Water crossings have to be one of the most challenging parts of off-roading.
The golden rule is that you should never attempt one without first knowing the depth of water you'll be driving through.
Even familiar stretches of river can change overnight as rainfall kilometres away builds the up the current, shifting stones and other obstacles hidden below the river's surface including submerged logs, patches of sand and deep depressions.
Walking the river before crossing it, following the path of that the left wheels of the vehicle will take and returning along the path the right wheels, will take will often show these up and help with planning the shallowest route across. Take a stick, too, so you can get a sense of the river bed's firmness.
Before attempting a crossing, wind down the electric windows and unlock all the centrally locking doors so that if you do get stuck and the vehicle's electronics fail, you can still get out of the vehicle.
If the water is particularly deep, you may need to cover the front of the vehicle with a tarp to stop water washing in over the engine – and, crucially, into the air intake, where it can cause terminal engine damage.

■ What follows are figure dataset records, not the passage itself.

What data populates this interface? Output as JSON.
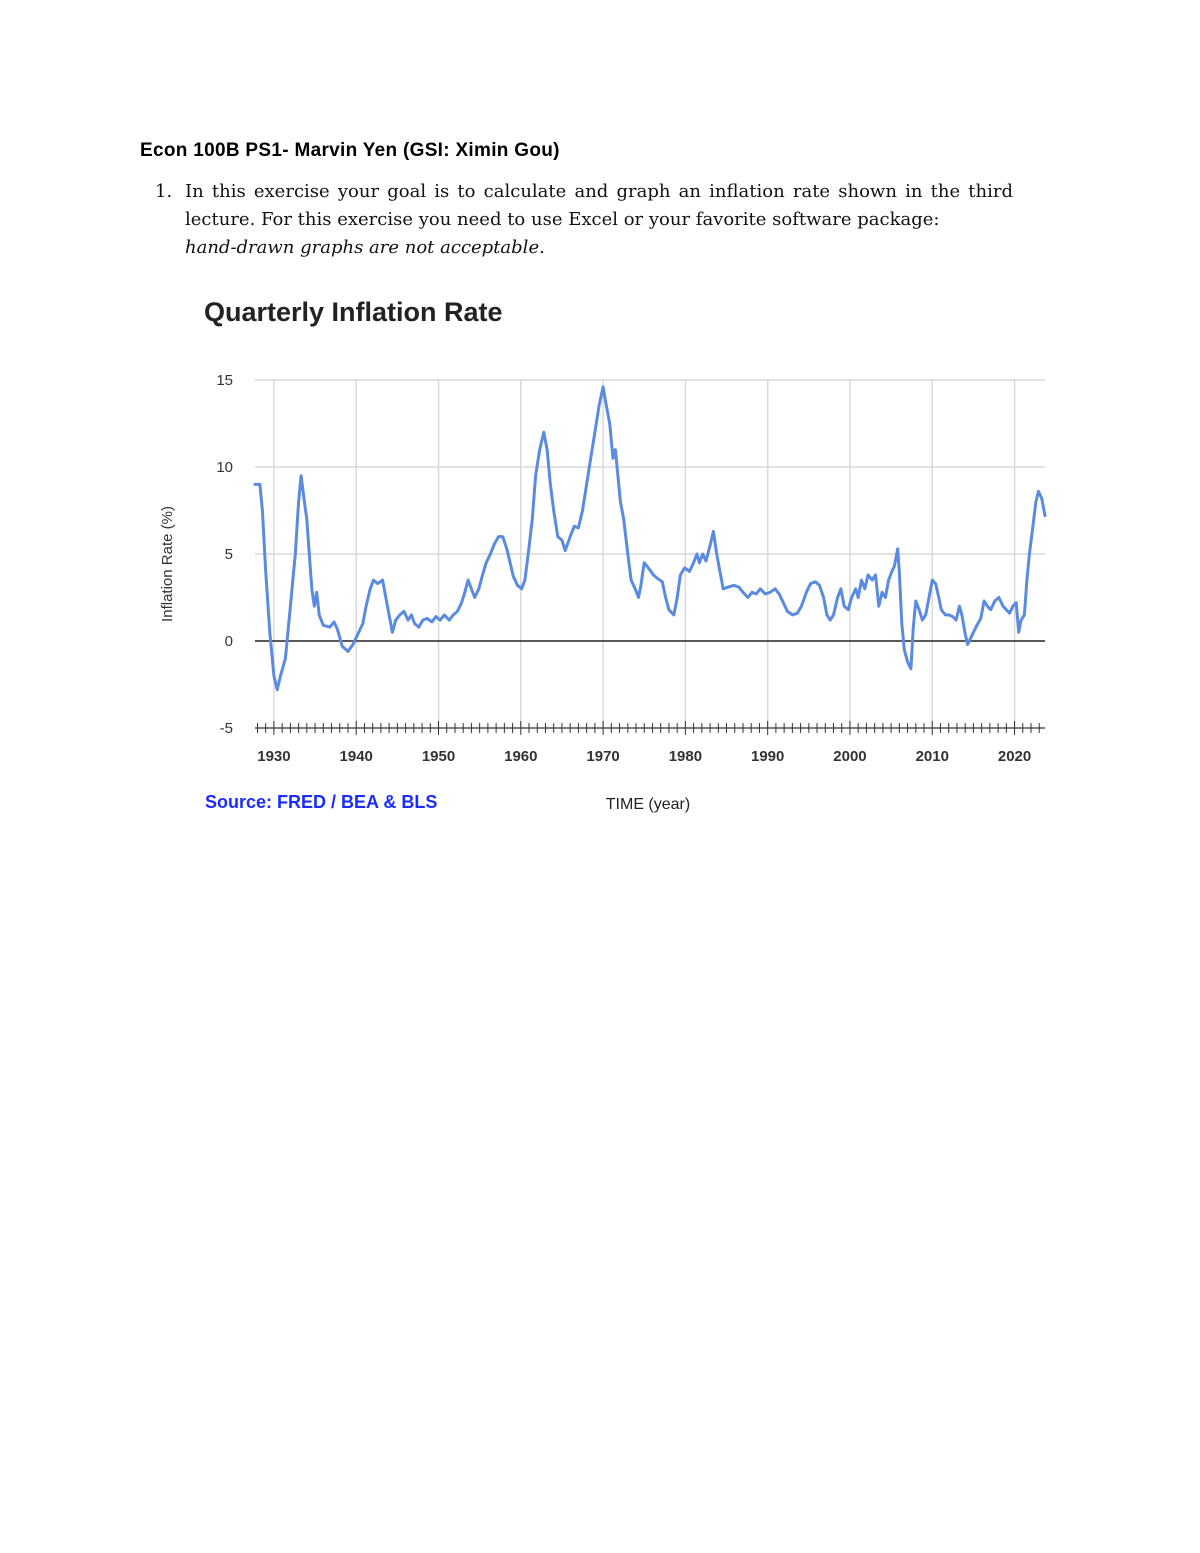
{
  "header": {
    "title": "Econ 100B PS1- Marvin Yen (GSI: Ximin Gou)"
  },
  "question": {
    "number": "1.",
    "text": "In this exercise your goal is to calculate and graph an inflation rate shown in the third lecture. For this exercise you need to use Excel or your favorite software package:",
    "emphasis": "hand-drawn graphs are not acceptable."
  },
  "source_note": "Source: FRED / BEA & BLS",
  "colors": {
    "line": "#5b8be0",
    "source": "#1a2cff",
    "grid": "#d9d9d9",
    "zero_line": "#222222"
  },
  "chart_data": {
    "type": "line",
    "title": "Quarterly Inflation Rate",
    "xlabel": "TIME (year)",
    "ylabel": "Inflation Rate (%)",
    "xlim": [
      1927.7,
      2023.7
    ],
    "ylim": [
      -5,
      15
    ],
    "xticks": [
      1930,
      1940,
      1950,
      1960,
      1970,
      1980,
      1990,
      2000,
      2010,
      2020
    ],
    "yticks": [
      -5,
      0,
      5,
      10,
      15
    ],
    "grid": true,
    "series": [
      {
        "values": [
          [
            1927.7,
            9.0
          ],
          [
            1928.3,
            9.0
          ],
          [
            1928.6,
            7.5
          ],
          [
            1929.0,
            4.0
          ],
          [
            1929.5,
            0.5
          ],
          [
            1930.0,
            -2.0
          ],
          [
            1930.4,
            -2.8
          ],
          [
            1930.8,
            -2.0
          ],
          [
            1931.4,
            -1.0
          ],
          [
            1932.0,
            2.0
          ],
          [
            1932.6,
            5.0
          ],
          [
            1933.0,
            8.0
          ],
          [
            1933.3,
            9.5
          ],
          [
            1933.7,
            8.0
          ],
          [
            1934.0,
            7.0
          ],
          [
            1934.3,
            5.0
          ],
          [
            1934.6,
            3.0
          ],
          [
            1934.9,
            2.0
          ],
          [
            1935.2,
            2.8
          ],
          [
            1935.5,
            1.5
          ],
          [
            1936.0,
            0.9
          ],
          [
            1936.8,
            0.8
          ],
          [
            1937.3,
            1.1
          ],
          [
            1937.7,
            0.7
          ],
          [
            1938.3,
            -0.3
          ],
          [
            1939.0,
            -0.6
          ],
          [
            1939.6,
            -0.2
          ],
          [
            1940.2,
            0.4
          ],
          [
            1940.8,
            1.0
          ],
          [
            1941.2,
            2.0
          ],
          [
            1941.7,
            3.0
          ],
          [
            1942.1,
            3.5
          ],
          [
            1942.6,
            3.3
          ],
          [
            1943.2,
            3.5
          ],
          [
            1943.6,
            2.5
          ],
          [
            1944.0,
            1.5
          ],
          [
            1944.4,
            0.5
          ],
          [
            1944.8,
            1.2
          ],
          [
            1945.3,
            1.5
          ],
          [
            1945.8,
            1.7
          ],
          [
            1946.3,
            1.2
          ],
          [
            1946.7,
            1.5
          ],
          [
            1947.1,
            1.0
          ],
          [
            1947.6,
            0.8
          ],
          [
            1948.1,
            1.2
          ],
          [
            1948.6,
            1.3
          ],
          [
            1949.2,
            1.1
          ],
          [
            1949.7,
            1.4
          ],
          [
            1950.2,
            1.2
          ],
          [
            1950.7,
            1.5
          ],
          [
            1951.3,
            1.2
          ],
          [
            1951.8,
            1.5
          ],
          [
            1952.3,
            1.7
          ],
          [
            1952.8,
            2.2
          ],
          [
            1953.2,
            2.8
          ],
          [
            1953.6,
            3.5
          ],
          [
            1954.0,
            3.0
          ],
          [
            1954.4,
            2.5
          ],
          [
            1954.9,
            3.0
          ],
          [
            1955.3,
            3.7
          ],
          [
            1955.8,
            4.5
          ],
          [
            1956.3,
            5.0
          ],
          [
            1956.8,
            5.6
          ],
          [
            1957.3,
            6.0
          ],
          [
            1957.8,
            6.0
          ],
          [
            1958.3,
            5.3
          ],
          [
            1958.7,
            4.5
          ],
          [
            1959.1,
            3.7
          ],
          [
            1959.6,
            3.2
          ],
          [
            1960.1,
            3.0
          ],
          [
            1960.5,
            3.5
          ],
          [
            1960.9,
            5.0
          ],
          [
            1961.4,
            7.0
          ],
          [
            1961.8,
            9.5
          ],
          [
            1962.3,
            11.0
          ],
          [
            1962.8,
            12.0
          ],
          [
            1963.2,
            11.0
          ],
          [
            1963.6,
            9.0
          ],
          [
            1964.0,
            7.5
          ],
          [
            1964.5,
            6.0
          ],
          [
            1965.0,
            5.8
          ],
          [
            1965.4,
            5.2
          ],
          [
            1966.0,
            6.0
          ],
          [
            1966.5,
            6.6
          ],
          [
            1967.0,
            6.5
          ],
          [
            1967.5,
            7.5
          ],
          [
            1968.0,
            9.0
          ],
          [
            1968.5,
            10.5
          ],
          [
            1969.0,
            12.0
          ],
          [
            1969.5,
            13.5
          ],
          [
            1970.0,
            14.6
          ],
          [
            1970.4,
            13.5
          ],
          [
            1970.8,
            12.5
          ],
          [
            1971.2,
            10.5
          ],
          [
            1971.5,
            11.0
          ],
          [
            1971.8,
            9.5
          ],
          [
            1972.1,
            8.0
          ],
          [
            1972.5,
            7.0
          ],
          [
            1973.0,
            5.0
          ],
          [
            1973.4,
            3.5
          ],
          [
            1973.9,
            3.0
          ],
          [
            1974.3,
            2.5
          ],
          [
            1974.6,
            3.2
          ],
          [
            1975.0,
            4.5
          ],
          [
            1975.5,
            4.2
          ],
          [
            1976.1,
            3.8
          ],
          [
            1976.6,
            3.6
          ],
          [
            1977.2,
            3.4
          ],
          [
            1977.6,
            2.5
          ],
          [
            1978.0,
            1.8
          ],
          [
            1978.6,
            1.5
          ],
          [
            1979.0,
            2.5
          ],
          [
            1979.4,
            3.8
          ],
          [
            1979.9,
            4.2
          ],
          [
            1980.5,
            4.0
          ],
          [
            1981.0,
            4.5
          ],
          [
            1981.4,
            5.0
          ],
          [
            1981.7,
            4.5
          ],
          [
            1982.1,
            5.0
          ],
          [
            1982.5,
            4.6
          ],
          [
            1983.0,
            5.5
          ],
          [
            1983.4,
            6.3
          ],
          [
            1983.8,
            5.0
          ],
          [
            1984.2,
            4.0
          ],
          [
            1984.6,
            3.0
          ],
          [
            1985.2,
            3.1
          ],
          [
            1985.9,
            3.2
          ],
          [
            1986.5,
            3.1
          ],
          [
            1987.0,
            2.8
          ],
          [
            1987.6,
            2.5
          ],
          [
            1988.1,
            2.8
          ],
          [
            1988.6,
            2.7
          ],
          [
            1989.1,
            3.0
          ],
          [
            1989.7,
            2.7
          ],
          [
            1990.3,
            2.8
          ],
          [
            1990.9,
            3.0
          ],
          [
            1991.4,
            2.7
          ],
          [
            1991.9,
            2.2
          ],
          [
            1992.4,
            1.7
          ],
          [
            1993.0,
            1.5
          ],
          [
            1993.6,
            1.6
          ],
          [
            1994.1,
            2.0
          ],
          [
            1994.7,
            2.8
          ],
          [
            1995.2,
            3.3
          ],
          [
            1995.8,
            3.4
          ],
          [
            1996.3,
            3.2
          ],
          [
            1996.8,
            2.5
          ],
          [
            1997.2,
            1.5
          ],
          [
            1997.6,
            1.2
          ],
          [
            1998.0,
            1.5
          ],
          [
            1998.5,
            2.5
          ],
          [
            1998.9,
            3.0
          ],
          [
            1999.3,
            2.0
          ],
          [
            1999.8,
            1.8
          ],
          [
            2000.2,
            2.5
          ],
          [
            2000.7,
            3.0
          ],
          [
            2001.0,
            2.5
          ],
          [
            2001.4,
            3.5
          ],
          [
            2001.8,
            3.0
          ],
          [
            2002.2,
            3.8
          ],
          [
            2002.7,
            3.5
          ],
          [
            2003.1,
            3.8
          ],
          [
            2003.5,
            2.0
          ],
          [
            2003.9,
            2.8
          ],
          [
            2004.3,
            2.5
          ],
          [
            2004.7,
            3.5
          ],
          [
            2005.1,
            4.0
          ],
          [
            2005.4,
            4.3
          ],
          [
            2005.8,
            5.3
          ],
          [
            2006.0,
            4.0
          ],
          [
            2006.3,
            1.0
          ],
          [
            2006.6,
            -0.5
          ],
          [
            2007.0,
            -1.2
          ],
          [
            2007.4,
            -1.6
          ],
          [
            2007.7,
            0.8
          ],
          [
            2008.0,
            2.3
          ],
          [
            2008.4,
            1.8
          ],
          [
            2008.8,
            1.2
          ],
          [
            2009.2,
            1.5
          ],
          [
            2009.6,
            2.5
          ],
          [
            2010.0,
            3.5
          ],
          [
            2010.4,
            3.3
          ],
          [
            2010.8,
            2.5
          ],
          [
            2011.1,
            1.8
          ],
          [
            2011.6,
            1.5
          ],
          [
            2012.0,
            1.5
          ],
          [
            2012.5,
            1.4
          ],
          [
            2012.9,
            1.2
          ],
          [
            2013.3,
            2.0
          ],
          [
            2013.6,
            1.5
          ],
          [
            2014.0,
            0.4
          ],
          [
            2014.3,
            -0.2
          ],
          [
            2014.8,
            0.3
          ],
          [
            2015.3,
            0.8
          ],
          [
            2015.9,
            1.3
          ],
          [
            2016.3,
            2.3
          ],
          [
            2016.7,
            2.0
          ],
          [
            2017.1,
            1.8
          ],
          [
            2017.6,
            2.3
          ],
          [
            2018.1,
            2.5
          ],
          [
            2018.6,
            2.0
          ],
          [
            2019.0,
            1.8
          ],
          [
            2019.4,
            1.6
          ],
          [
            2019.8,
            2.0
          ],
          [
            2020.2,
            2.2
          ],
          [
            2020.5,
            0.5
          ],
          [
            2020.8,
            1.2
          ],
          [
            2021.2,
            1.5
          ],
          [
            2021.5,
            3.5
          ],
          [
            2021.8,
            5.0
          ],
          [
            2022.2,
            6.5
          ],
          [
            2022.6,
            8.0
          ],
          [
            2022.9,
            8.6
          ],
          [
            2023.3,
            8.2
          ],
          [
            2023.7,
            7.2
          ]
        ]
      }
    ]
  }
}
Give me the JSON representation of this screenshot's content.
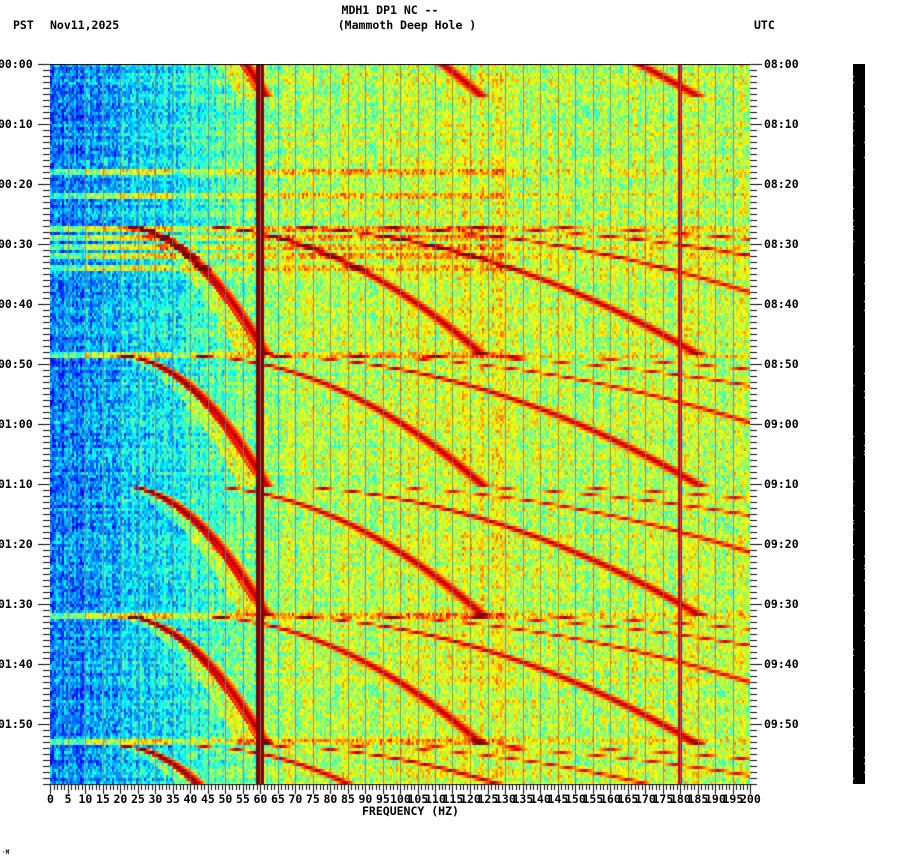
{
  "header": {
    "station_line": "MDH1 DP1 NC --",
    "site_name": "(Mammoth Deep Hole )",
    "left_timezone": "PST",
    "date": "Nov11,2025",
    "right_timezone": "UTC"
  },
  "footer_mark": "·M",
  "chart_data": {
    "type": "heatmap",
    "title": "MDH1 DP1 NC -- (Mammoth Deep Hole )",
    "xlabel": "FREQUENCY (HZ)",
    "ylabel_left": "PST",
    "ylabel_right": "UTC",
    "xlim": [
      0,
      200
    ],
    "x_ticks": [
      0,
      5,
      10,
      15,
      20,
      25,
      30,
      35,
      40,
      45,
      50,
      55,
      60,
      65,
      70,
      75,
      80,
      85,
      90,
      95,
      100,
      105,
      110,
      115,
      120,
      125,
      130,
      135,
      140,
      145,
      150,
      155,
      160,
      165,
      170,
      175,
      180,
      185,
      190,
      195,
      200
    ],
    "y_minutes_range": [
      0,
      120
    ],
    "y_ticks_left": [
      "00:00",
      "00:10",
      "00:20",
      "00:30",
      "00:40",
      "00:50",
      "01:00",
      "01:10",
      "01:20",
      "01:30",
      "01:40",
      "01:50"
    ],
    "y_ticks_right": [
      "08:00",
      "08:10",
      "08:20",
      "08:30",
      "08:40",
      "08:50",
      "09:00",
      "09:10",
      "09:20",
      "09:30",
      "09:40",
      "09:50"
    ],
    "y_minor_tick_minutes": 1,
    "x_gridlines_hz": 5,
    "colormap": "jet",
    "persistent_lines_hz": [
      60,
      180
    ],
    "sweep_start_minutes": [
      -16,
      27,
      48.7,
      70.3,
      92,
      113.7
    ],
    "sweep_period_minutes": 21.7,
    "sweep_fundamental_start_hz": 20,
    "sweep_fundamental_end_hz": 62,
    "broadband_bursts_minutes": [
      18,
      22,
      27.5,
      29,
      30.5,
      32,
      34,
      48.5,
      92,
      113
    ]
  }
}
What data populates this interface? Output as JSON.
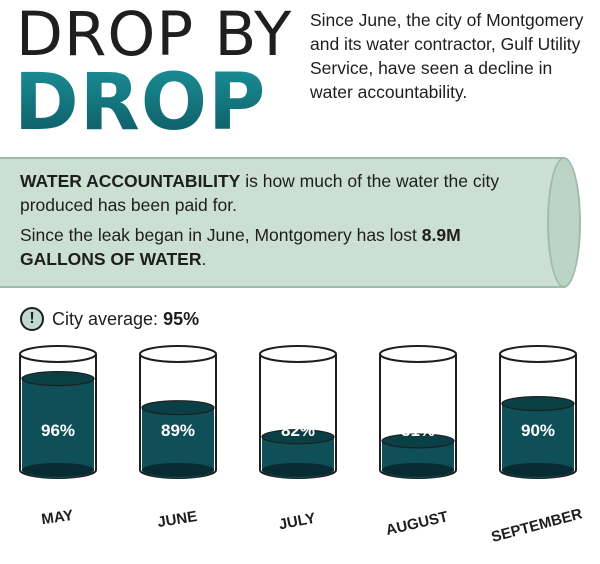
{
  "headline": {
    "line1": "DROP BY",
    "line2": "DROP"
  },
  "intro": "Since June, the city of Montgomery and its water contractor, Gulf Utility Service, have seen a decline in water accountability.",
  "pipe": {
    "term": "WATER ACCOUNTABILITY",
    "definition": " is how much of the water the city produced has been paid for.",
    "loss_text": "Since the leak began in June, Montgomery has lost ",
    "loss_value": "8.9M GALLONS OF WATER",
    "loss_end": "."
  },
  "average": {
    "label": "City average: ",
    "value": "95%"
  },
  "colors": {
    "water": "#0e4f58",
    "water_dark": "#082c31",
    "glass": "#ffffff",
    "pipe": "#cbe0d3",
    "headline_teal": "#126d76"
  },
  "chart_data": {
    "type": "bar",
    "categories": [
      "MAY",
      "JUNE",
      "JULY",
      "AUGUST",
      "SEPTEMBER"
    ],
    "values": [
      96,
      89,
      82,
      81,
      90
    ],
    "value_labels": [
      "96%",
      "89%",
      "82%",
      "81%",
      "90%"
    ],
    "ylim": [
      0,
      100
    ]
  }
}
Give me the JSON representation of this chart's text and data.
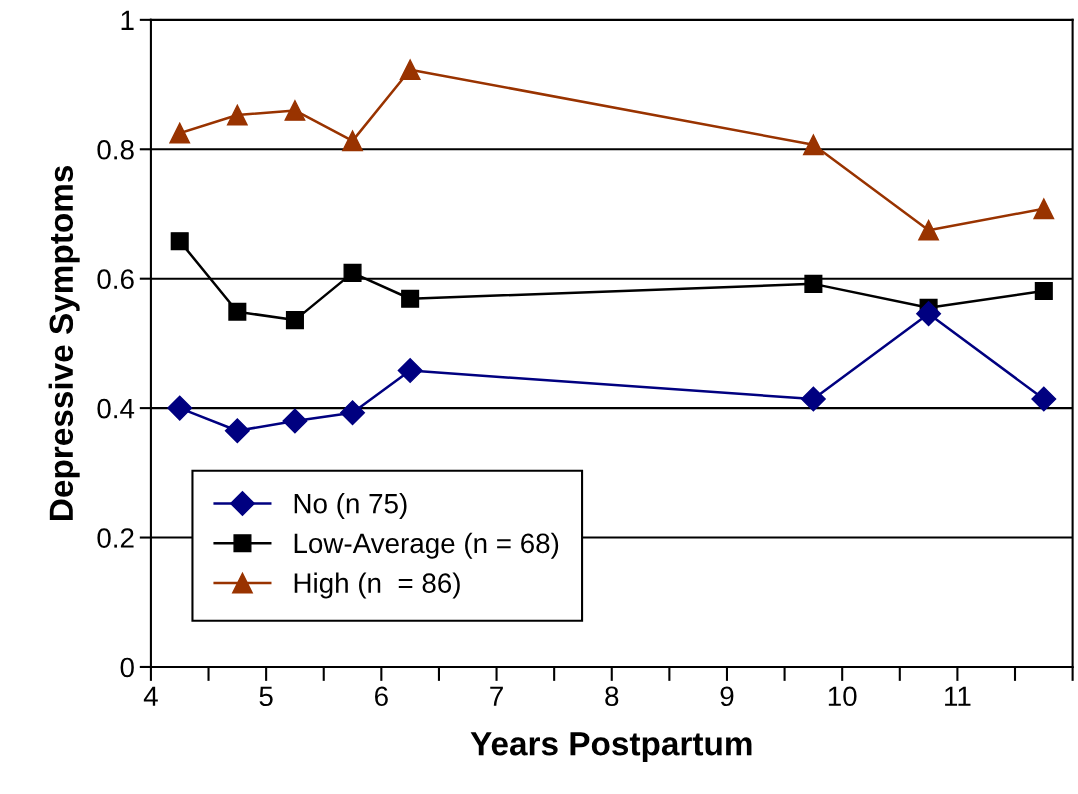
{
  "chart_data": {
    "type": "line",
    "xlabel": "Years Postpartum",
    "ylabel": "Depressive Symptoms",
    "x": [
      4.25,
      4.75,
      5.25,
      5.75,
      6.25,
      9.75,
      10.75,
      11.75
    ],
    "series": [
      {
        "name": "No (n 75)",
        "color": "#000080",
        "marker": "diamond",
        "values": [
          0.4,
          0.365,
          0.38,
          0.393,
          0.458,
          0.414,
          0.546,
          0.414
        ]
      },
      {
        "name": "Low-Average (n = 68)",
        "color": "#000000",
        "marker": "square",
        "values": [
          0.658,
          0.549,
          0.536,
          0.609,
          0.569,
          0.592,
          0.555,
          0.581
        ]
      },
      {
        "name": "High (n  = 86)",
        "color": "#993300",
        "marker": "triangle",
        "values": [
          0.825,
          0.853,
          0.86,
          0.813,
          0.923,
          0.807,
          0.675,
          0.708
        ]
      }
    ],
    "xlim": [
      4,
      12
    ],
    "ylim": [
      0,
      1
    ],
    "xticks": [
      4,
      {
        "value": 4.5,
        "label": null
      },
      5,
      {
        "value": 5.5,
        "label": null
      },
      6,
      {
        "value": 6.5,
        "label": null
      },
      7,
      {
        "value": 7.5,
        "label": null
      },
      8,
      {
        "value": 8.5,
        "label": null
      },
      9,
      {
        "value": 9.5,
        "label": null
      },
      10,
      {
        "value": 10.5,
        "label": null
      },
      11,
      {
        "value": 11.5,
        "label": null
      },
      {
        "value": 12,
        "label": null
      }
    ],
    "yticks": [
      0,
      0.2,
      0.4,
      0.6,
      0.8,
      1
    ],
    "grid": "y",
    "legend": "bottom left",
    "line_style": "solid"
  }
}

The golden rule is to pick a low-range gear, enter slowly, don't change gears, and only drive fast enough to get a small bow wave appearing in front of the vehicle. Other important factors are the ease of entry to the water, and how difficult it will be to get out the other side, particularly if other vehicles have already turned the bank into a slippery slope.
Water is extremely deceptive. A calm-looking surface can hide fast currents underneath, particularly if the river is shallow, and it does not need to be very deep, either, to carry enough force to push a vehicle sideways as it crosses at a right angle to the river's flow.
Vehicles will also tend to float slightly, and the rear end may bob around a bit if it has more buoyancy than the engine-laden front end. If the side panels are dipping into the water, the sideways force is a lot higher than if the water was pushing against the wheels alone and there is more chance the water could sweep your car downstream. Most stock off-road vehicles only have a wading depth of between 300mm and 500mm (it's the serious 4WDs that approach the latter figure), which means the water should only come half-way up a wheel.
However, with a few modifications such as a snorkel and breather pipes, a vehicle can safely attempt deeper crossings.
For a deep crossing, it pays to attach a recovery strap to another vehicle. If one becomes stuck half-way across, the second vehicle is still able to provide some instant support if things start to go pear-shaped.
If your engine stalls mid-way through a crossing, don't attempt to restart it. The risk is that the engine may have sucked water inside it, and because water does not compress very well, you'll damage the cylinders and pistons and rack up a huge repair bill.